Dans tous les cas se fait jour la découverte de soi ; seule change la voie utilisée. Ce peut être le travail ethnographique, l’écriture romanesque ou la performance scénique mais quel que soit le type de recherche, l’individu se voit renvoyé à lui-même. Penser l’Autre, soit dans un personnage crée pour narrer une histoire, soit qu’il relève d’une culture radicalement différente, aboutit immanquablement à un retour à soi. « Dans mon œuvre, ce sont des parcelles de moi-même qui sont répandues partout » reconnaît Nathalie Sarraute (6). Le comédien ou le romancier qui met en scène des épisodes d’une existence qui n’est pas la sienne expérimente l’absence de frontière le vécu subjectif et ce qui lui est extérieur mais qu’il est susceptible d’endosser ou de décrire ; de même, l’anthropologue, dans le temps même où tente de décrypter la conduite de la femme éprouve « la nostalgie (saudade) de son appartement, de ses livres, de la poussière sur ses livres, de la véranda d’où il pouvait observer la ville » (p 34). La distance entre ses lieux de vie n’abolit donc pas l’immixtion de son passé de citadin dans le désert.

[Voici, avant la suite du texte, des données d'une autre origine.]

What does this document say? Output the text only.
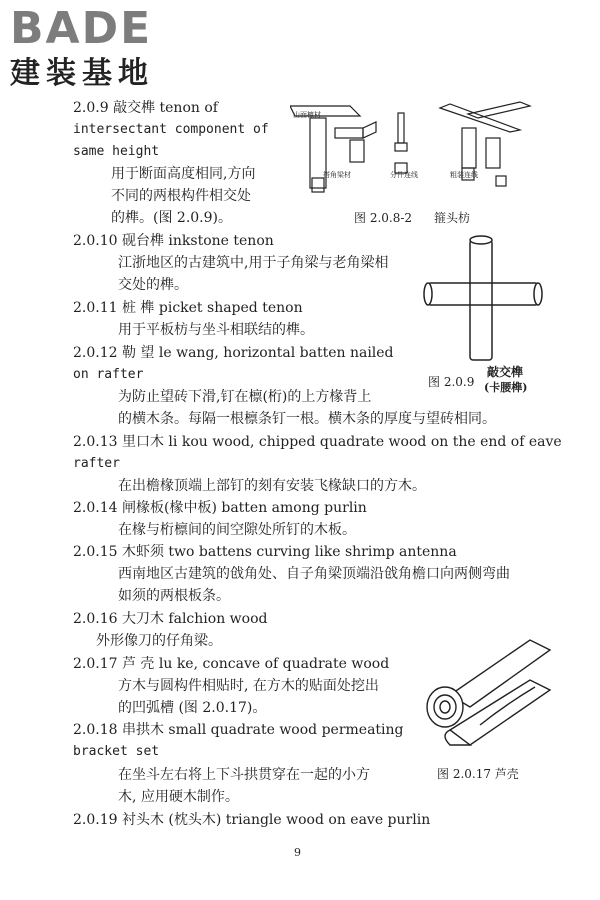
BADE
建装基地
2.0.9 敲交榫 tenon of
intersectant component of
same height
用于断面高度相同,方向
不同的两根构件相交处
的榫。(图 2.0.9)。
2.0.10 砚台榫 inkstone tenon
江浙地区的古建筑中,用于子角梁与老角梁相
交处的榫。
2.0.11 桩 榫 picket shaped tenon
用于平板枋与坐斗相联结的榫。
2.0.12 勒 望 le wang, horizontal batten nailed
on rafter
为防止望砖下滑,钉在檩(桁)的上方椽背上
的横木条。每隔一根檩条钉一根。横木条的厚度与望砖相同。
2.0.13 里口木 li kou wood, chipped quadrate wood on the end of eave
rafter
在出檐椽顶端上部钉的刻有安装飞椽缺口的方木。
2.0.14 闸椽板(椽中板) batten among purlin
在椽与桁檩间的间空隙处所钉的木板。
2.0.15 木虾须 two battens curving like shrimp antenna
西南地区古建筑的戗角处、自子角梁顶端沿戗角檐口向两侧弯曲
如须的两根板条。
2.0.16 大刀木 falchion wood
外形像刀的仔角梁。
2.0.17 芦 壳 lu ke, concave of quadrate wood
方木与圆构件相贴时, 在方木的贴面处挖出
的凹弧槽 (图 2.0.17)。
2.0.18 串拱木 small quadrate wood permeating
bracket set
在坐斗左右将上下斗拱贯穿在一起的小方
木, 应用硬木制作。
2.0.19 衬头木 (枕头木) triangle wood on eave purlin
山面檩材
搭角梁材	分件连线	粗装连线
图 2.0.8-2 箍头枋
图 2.0.9
敲交榫
(卡腰榫)
图 2.0.17 芦壳
9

Il faudrait montrer les enjeux d’une telle confrontation. Ce serait l’occasion de se pencher sur les relations entre le simulacre et son modèle, le premier, porté le plus souvent par le rêve ou le souvenir, étant le portrait inversé (travesti mais néanmoins non erroné) du second comme le montrent par exemple les contes intitulés A boneca cantora (La marionnette chanteuse) et O marinheiro e os mascarados (Le marin et les masques). Activité onirique et mémorielle sont des domaines qu’Agualusa avait prospectés antérieurement, notamment dans O Vendedor de Passados (2004) (7), ce qui permet de mettre ces récits en écho avec la production antérieure de l’écrivain et de déterminer les modalités.
Quelle qu’en soit la forme (récits ou romans), la prose d’Agualusa réalise une plongée en soi-même, à la rencontre des affres de l’histoire ancestrale (esclavage) ou vécue (il avait quinze ans en 1975 lorsque commence la guerre civile en Angola) en dialogue permanent avec le travail de l’écriture fictionnelle. Ce qui fait de lui un écrivain total à la pointe de la modernité.

(1) José Eduardo Agualusa : O livro dos Camaleoes– Quetzal Editores – 2015.
(2) José Eduardo Agualusa et Mia Couto ré-enchantent le monde. Entretien croisé par Olivia Marsaud sur Africultures.com
(3) François Mauriac : Le romancier et ses personnages – Réédition Le livre de poche – 1972.
(4) Claude Simon : Discours de Stockholm. Cité in Roger-Michel Allemand : Le Nouveau Roman – Editions Ellipses – 1996 p 41.
(5) Un parallèle entre Agualusa et Mia Couto s’avérerait intéressant sur la question du corps. Le premier voit dans l’acte d’écriture une opération avant tout intellectuelle dont la finalité est de permettre l’intelligibilité des êtres et de soi-même – « l’écriture m’a aidé à voir » déclare l’interlocuteur de l’actrice (p 20). Elle semble être coupée du corps, de ses pulsions, de ses représentations psychiques. Le second prend la position inverse : « il faut penser en de hors des idées ! Il faut abolir les frontières entre les idées, les sentiments et les émotions. Il faut penser avec tout le corps, pas seulement avec son cerveau » note Mia Couto dans l’entretien cité précédemment (voir note 2). En fait, les deux positions ne sont pas si éloignées qu’elles paraissent comme on le voit dans ces pages d’Agualusa.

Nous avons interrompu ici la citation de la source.